I’ve been writing about Barclays (LSE: BARC) as an undervalued stock for a good few years now. At this stage, it’s fair to say I’m a jaded, but not yet disillusioned, bull. I still can’t help seeing the bank as a bargain buy that could deliver superior returns over the long term.
With hindsight, it was perhaps too much to expect its shares to embark on a resolute upward trajectory as early as five years after the financial crisis. That’s even though this was a bank that had avoided the ignominy of a government bailout, albeit through some wheeling and dealing that has ultimately led to charges by the Serious Fraud Office. Indeed, Barclays still has more than its share of legacy misconduct issues to resolve.
Nevertheless, the way I see it, the group continues to possess valuable franchises, the underlying businesses aren’t performing badly at all and above all else the stock simply looks too cheap to ignore.
Bargain basement valuation
Currently trading at 189p, Barclays shares are almost 20% below the 233p paid by Jes Staley when he bought £6.5m worth almost two years ago as the incoming chief executive. More fundamentally, they’re 33% below the bank’s last reported tangible net asset value of 284p.
City consensus underlying earnings forecasts are 17.5p a share this year, followed by 22.2p next year, representing earnings growth of 37% and 27%. These give a price-to-earnings (P/E) ratio of 10.8, falling to a complete bargain basement 8.5, and a price-to-earnings growth (PEG) ratio of 0.3 for both years, which is deeply on the value side of the PEG fair-value marker of one. It’s just too cheap to ignore, I tell you!
Good for customers and shareholders
While many investors are focused on either the recovery potential of the FTSE 100 banking giants or the exciting growth prospects of new challenger banks like Aldermore and Metro, a FTSE 250 bank that has been quietly going about its business since 1878 is often overlooked.
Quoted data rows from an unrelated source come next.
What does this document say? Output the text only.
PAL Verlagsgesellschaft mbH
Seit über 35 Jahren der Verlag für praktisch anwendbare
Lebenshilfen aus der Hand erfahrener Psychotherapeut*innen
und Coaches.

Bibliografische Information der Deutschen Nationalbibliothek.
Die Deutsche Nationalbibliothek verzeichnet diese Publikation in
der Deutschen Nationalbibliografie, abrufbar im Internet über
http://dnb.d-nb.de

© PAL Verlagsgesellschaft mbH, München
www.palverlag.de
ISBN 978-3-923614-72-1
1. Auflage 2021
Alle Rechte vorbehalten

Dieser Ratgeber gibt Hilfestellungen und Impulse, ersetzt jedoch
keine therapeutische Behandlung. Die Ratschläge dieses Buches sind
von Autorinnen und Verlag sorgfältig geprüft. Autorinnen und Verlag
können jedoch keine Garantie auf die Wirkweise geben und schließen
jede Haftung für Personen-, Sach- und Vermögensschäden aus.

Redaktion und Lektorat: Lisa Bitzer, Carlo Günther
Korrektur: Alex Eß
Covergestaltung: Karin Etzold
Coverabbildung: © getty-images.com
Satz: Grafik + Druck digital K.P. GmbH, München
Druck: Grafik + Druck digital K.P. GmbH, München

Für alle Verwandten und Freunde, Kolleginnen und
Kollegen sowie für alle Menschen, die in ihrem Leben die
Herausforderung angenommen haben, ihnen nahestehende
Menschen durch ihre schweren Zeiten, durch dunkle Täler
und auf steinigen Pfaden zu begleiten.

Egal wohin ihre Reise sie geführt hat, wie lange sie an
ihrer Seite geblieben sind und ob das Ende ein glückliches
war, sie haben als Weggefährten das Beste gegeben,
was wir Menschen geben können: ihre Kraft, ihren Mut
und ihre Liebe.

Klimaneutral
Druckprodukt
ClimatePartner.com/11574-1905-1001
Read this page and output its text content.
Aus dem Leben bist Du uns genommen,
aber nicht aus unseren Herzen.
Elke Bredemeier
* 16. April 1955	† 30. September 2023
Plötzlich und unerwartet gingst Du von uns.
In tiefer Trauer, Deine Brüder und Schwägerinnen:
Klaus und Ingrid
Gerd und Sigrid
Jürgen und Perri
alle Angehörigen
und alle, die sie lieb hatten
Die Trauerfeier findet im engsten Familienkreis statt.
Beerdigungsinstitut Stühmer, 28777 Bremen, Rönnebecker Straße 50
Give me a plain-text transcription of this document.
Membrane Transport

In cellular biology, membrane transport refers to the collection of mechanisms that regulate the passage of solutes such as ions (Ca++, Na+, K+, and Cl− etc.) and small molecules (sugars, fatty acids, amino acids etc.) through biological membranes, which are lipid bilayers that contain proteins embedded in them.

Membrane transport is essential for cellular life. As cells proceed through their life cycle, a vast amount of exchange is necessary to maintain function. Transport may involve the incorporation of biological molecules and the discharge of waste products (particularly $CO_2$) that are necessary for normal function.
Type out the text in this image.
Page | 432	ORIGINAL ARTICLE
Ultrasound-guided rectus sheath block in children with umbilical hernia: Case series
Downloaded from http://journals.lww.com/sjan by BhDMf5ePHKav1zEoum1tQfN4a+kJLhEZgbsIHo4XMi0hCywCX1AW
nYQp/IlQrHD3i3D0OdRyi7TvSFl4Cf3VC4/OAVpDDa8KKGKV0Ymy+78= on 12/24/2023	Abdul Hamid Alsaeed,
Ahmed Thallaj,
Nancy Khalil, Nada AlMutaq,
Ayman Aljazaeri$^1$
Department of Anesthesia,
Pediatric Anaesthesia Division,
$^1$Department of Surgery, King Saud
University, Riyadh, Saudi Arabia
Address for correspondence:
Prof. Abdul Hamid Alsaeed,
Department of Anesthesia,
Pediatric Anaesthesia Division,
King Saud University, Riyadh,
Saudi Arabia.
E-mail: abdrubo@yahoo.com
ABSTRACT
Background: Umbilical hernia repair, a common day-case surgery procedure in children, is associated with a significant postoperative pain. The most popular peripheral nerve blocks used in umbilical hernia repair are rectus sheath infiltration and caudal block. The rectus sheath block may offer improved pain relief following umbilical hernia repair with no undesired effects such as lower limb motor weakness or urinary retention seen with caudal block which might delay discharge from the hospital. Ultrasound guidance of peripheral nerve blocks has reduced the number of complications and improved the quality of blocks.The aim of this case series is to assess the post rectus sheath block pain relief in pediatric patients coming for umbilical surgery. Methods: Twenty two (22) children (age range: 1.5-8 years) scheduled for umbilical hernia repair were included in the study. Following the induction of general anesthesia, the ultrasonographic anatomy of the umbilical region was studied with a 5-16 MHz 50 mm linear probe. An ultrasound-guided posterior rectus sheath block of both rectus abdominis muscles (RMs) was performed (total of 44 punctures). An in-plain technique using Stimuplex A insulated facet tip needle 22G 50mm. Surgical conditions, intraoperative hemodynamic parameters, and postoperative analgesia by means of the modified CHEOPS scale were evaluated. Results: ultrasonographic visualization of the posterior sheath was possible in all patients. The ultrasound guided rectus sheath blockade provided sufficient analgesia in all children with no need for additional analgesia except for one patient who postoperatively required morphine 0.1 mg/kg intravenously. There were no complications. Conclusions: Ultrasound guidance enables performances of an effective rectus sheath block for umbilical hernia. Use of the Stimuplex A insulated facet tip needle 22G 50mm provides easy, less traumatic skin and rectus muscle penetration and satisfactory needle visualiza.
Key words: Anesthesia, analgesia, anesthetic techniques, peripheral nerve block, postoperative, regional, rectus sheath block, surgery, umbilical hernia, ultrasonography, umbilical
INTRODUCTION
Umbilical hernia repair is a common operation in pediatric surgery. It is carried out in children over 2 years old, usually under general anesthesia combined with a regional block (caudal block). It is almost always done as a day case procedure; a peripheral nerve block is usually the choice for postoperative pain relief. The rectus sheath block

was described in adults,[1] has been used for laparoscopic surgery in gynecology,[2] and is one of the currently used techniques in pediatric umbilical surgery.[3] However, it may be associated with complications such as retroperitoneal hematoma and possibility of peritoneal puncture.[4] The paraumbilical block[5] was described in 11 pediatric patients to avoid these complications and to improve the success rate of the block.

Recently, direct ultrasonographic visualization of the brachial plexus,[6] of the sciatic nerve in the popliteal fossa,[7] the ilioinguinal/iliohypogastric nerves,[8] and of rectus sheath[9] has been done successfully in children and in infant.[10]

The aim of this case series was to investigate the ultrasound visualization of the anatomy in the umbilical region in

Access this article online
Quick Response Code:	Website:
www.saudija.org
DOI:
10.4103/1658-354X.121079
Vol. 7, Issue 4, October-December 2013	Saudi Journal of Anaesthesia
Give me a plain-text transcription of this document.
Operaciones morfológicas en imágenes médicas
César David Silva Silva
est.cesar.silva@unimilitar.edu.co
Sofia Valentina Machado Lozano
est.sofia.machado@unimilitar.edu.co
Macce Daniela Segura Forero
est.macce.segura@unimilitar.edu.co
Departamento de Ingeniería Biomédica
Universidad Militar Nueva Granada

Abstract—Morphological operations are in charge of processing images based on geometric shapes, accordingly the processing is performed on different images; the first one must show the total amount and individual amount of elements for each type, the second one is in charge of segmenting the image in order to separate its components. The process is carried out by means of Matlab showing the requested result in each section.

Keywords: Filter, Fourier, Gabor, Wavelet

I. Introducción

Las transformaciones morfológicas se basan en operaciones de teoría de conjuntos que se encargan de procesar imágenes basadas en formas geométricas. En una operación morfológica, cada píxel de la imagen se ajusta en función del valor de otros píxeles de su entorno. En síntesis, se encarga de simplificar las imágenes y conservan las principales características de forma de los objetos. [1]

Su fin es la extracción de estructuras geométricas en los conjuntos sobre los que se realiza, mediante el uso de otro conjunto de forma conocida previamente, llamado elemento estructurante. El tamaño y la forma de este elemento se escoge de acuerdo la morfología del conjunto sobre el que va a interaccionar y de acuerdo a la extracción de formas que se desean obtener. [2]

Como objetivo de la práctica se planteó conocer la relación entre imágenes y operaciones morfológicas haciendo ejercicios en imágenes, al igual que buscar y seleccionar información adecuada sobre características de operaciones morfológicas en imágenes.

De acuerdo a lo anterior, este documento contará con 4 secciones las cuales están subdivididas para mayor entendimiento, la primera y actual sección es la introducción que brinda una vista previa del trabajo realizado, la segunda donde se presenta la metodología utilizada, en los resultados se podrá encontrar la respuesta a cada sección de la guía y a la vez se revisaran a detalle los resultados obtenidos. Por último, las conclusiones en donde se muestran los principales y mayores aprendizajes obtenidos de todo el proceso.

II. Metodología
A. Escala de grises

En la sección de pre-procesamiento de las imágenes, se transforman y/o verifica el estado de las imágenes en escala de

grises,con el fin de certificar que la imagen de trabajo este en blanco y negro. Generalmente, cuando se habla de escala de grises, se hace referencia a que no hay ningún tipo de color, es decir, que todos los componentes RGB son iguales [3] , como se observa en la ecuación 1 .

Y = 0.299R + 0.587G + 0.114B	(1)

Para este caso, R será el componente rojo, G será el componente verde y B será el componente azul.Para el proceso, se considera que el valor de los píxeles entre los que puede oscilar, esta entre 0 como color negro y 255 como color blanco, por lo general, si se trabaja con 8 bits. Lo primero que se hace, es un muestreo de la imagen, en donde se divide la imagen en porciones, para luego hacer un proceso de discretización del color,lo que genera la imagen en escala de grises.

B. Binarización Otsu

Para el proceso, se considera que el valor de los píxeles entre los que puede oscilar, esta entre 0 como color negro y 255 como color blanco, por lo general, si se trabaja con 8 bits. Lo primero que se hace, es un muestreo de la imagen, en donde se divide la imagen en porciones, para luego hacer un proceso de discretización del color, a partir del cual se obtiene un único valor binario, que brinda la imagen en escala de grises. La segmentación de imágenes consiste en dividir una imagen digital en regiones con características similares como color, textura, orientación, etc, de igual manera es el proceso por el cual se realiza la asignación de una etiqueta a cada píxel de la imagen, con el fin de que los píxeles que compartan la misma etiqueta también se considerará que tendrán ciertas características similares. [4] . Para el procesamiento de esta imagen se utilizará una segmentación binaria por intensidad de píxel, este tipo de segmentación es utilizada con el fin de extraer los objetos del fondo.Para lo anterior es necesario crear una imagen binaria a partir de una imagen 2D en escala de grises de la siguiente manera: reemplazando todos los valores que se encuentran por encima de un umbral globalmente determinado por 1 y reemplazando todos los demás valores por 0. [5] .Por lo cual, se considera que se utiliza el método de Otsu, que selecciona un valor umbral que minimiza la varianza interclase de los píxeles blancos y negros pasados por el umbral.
Close Brothers (LSE: CBG), which released its annual results today, is a leading UK merchant banking group providing lending, deposit-taking, wealth management services and securities trading. Built on those rather old-fashioned concepts of integrity, client relationships and prudent financial management, Close Brothers’ long-established business model has been good for customers and, as a result, for shareholders.
Attractive opportunity
In today’s results, the board lifted the 2017 dividend by 5% to 60p. The payout was 12p back in 1997 and in the 20 years since — which of course includes the 2008/9 financial crisis — the dividend has never been cut. The latest uplift came on the back of increased profits across all its divisions. Group operating profit increased 13% but net profit and earnings per share (131.7p) rose a more modest 3%, due to the government’s new banking surcharge which effectively adds 8% to the corporation tax bill of banks.
However, a 6% drop in the shares to 1,430p has more to do with the company saying that competition in some areas, such as motor and asset finance, is leading it at this stage of the cycle to focus on underwriting discipline rather than growth. This is eminently prudent in my view and I see the fall in the share price, which puts the bank on a trailing P/E of 10.9 and dividend yield of 4.2%, as an attractive opportunity to buy a slice of this distinguished business for the long term.